The point of all three examples is that running a good business is not about avoiding adverse circumstances caused by geography, nature, government and rivals. It is good if an industry can avoid adversity, but the fact is we can't. A good business happens when people develop business models that will succeed because of the circumstances.

Providers in our industry need to be asking, “Do we have a business model that will succeed because of the circumstances?” If the answer is no, then it is either time to develop a new business model or develop an exit strategy.

For those who choose to develop a new model, at least four elements of the business should be assessed. Each must ultimately be aligned with the others and with our industry's environment.

  • Vision and Values

    It is vital for a business to stay focused on its vision and be true to its values. The business model will not succeed if it does not support them. Think of vision as “what the business will be when it grows up.” Narrow thinking may lead to missing the boat in the future.

  • Skills, Resources and Controls

    Skills reside in the business' people. Resources are its financial and physical assets. Controls are the mechanisms that alert management to conditions that are off target and provide a path to return to target. Managers are responsible for the deployment of the three.
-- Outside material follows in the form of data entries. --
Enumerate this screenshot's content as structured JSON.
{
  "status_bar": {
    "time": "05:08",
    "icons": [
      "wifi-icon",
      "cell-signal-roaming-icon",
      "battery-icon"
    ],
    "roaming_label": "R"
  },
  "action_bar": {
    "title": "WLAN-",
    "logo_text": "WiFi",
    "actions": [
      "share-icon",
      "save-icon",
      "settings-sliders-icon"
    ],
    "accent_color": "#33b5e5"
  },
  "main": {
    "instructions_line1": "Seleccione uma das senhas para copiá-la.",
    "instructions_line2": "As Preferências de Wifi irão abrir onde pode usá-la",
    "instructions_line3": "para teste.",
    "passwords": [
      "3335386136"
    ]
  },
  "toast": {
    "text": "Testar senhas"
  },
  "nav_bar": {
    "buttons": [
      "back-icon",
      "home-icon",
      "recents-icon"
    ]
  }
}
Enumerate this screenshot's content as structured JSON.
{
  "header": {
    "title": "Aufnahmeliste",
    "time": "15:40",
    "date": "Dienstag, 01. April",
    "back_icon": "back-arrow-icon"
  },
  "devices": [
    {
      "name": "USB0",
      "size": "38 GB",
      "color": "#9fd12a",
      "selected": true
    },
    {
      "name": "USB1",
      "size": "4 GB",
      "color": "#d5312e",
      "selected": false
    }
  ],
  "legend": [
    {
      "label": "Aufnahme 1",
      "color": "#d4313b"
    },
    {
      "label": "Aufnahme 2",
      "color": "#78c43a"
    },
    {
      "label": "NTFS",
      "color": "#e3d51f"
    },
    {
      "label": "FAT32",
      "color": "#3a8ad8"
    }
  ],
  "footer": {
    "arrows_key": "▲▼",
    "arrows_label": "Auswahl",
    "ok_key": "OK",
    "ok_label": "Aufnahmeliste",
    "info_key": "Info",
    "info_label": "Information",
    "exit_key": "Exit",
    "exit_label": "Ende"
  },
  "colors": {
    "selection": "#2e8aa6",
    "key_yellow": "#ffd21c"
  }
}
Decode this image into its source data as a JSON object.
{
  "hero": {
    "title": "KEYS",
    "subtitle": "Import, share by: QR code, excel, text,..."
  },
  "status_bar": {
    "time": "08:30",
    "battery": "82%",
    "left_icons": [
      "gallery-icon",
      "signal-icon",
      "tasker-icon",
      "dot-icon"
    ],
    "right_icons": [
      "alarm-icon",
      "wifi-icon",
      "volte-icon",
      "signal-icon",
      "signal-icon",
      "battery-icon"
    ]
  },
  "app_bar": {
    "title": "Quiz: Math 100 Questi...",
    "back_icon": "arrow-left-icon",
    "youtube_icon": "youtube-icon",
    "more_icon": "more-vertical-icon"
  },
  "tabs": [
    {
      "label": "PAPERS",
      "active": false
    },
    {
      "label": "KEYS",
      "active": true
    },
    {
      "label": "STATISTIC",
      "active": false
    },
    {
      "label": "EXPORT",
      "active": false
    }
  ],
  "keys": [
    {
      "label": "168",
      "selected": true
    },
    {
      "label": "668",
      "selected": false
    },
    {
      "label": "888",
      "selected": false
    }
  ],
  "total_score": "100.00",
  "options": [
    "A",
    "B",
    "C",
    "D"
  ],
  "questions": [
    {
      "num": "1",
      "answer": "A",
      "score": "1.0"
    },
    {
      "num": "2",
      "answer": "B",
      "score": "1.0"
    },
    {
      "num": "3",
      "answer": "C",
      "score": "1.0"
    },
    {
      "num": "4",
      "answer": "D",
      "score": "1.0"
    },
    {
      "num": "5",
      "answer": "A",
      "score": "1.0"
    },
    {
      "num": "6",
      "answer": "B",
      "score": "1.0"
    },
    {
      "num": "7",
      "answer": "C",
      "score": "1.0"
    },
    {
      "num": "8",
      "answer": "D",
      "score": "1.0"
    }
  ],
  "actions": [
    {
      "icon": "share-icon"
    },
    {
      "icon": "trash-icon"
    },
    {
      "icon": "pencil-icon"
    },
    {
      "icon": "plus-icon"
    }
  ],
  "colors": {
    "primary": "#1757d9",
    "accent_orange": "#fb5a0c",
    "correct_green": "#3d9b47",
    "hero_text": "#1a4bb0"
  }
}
    Because a business does not currently have appropriate skills, resources or controls does not mean they cannot be acquired or that it cannot develop a business model to succeed. Management's role is to abandon the wrong and deploy the right.

  • Product-Payer Combinations

    Regardless of the industry, the core of all business revenue, expense — and thereby, profit — is the solution the business offers and the customer it is offered to.

    For DMEPOS, we can call the solution “the product” and the customer “the payer” associated with the person we actually serve. Businesses must align their vision, values, skills, resources and controls with the product-payer combinations that will best be served.

  • Acuity and Personalization of Care

    Companies whose values include highly personalized care should focus on delivering products and services that truly demand the personalization of the product (like custom rehab) or customers who have truly acute conditions (like on ventilators). Product-payer combinations with less personalized or acute requirements will produce better profits with high levels of automation. Providers who mismatch the service level to the product-payer combination will be inefficient.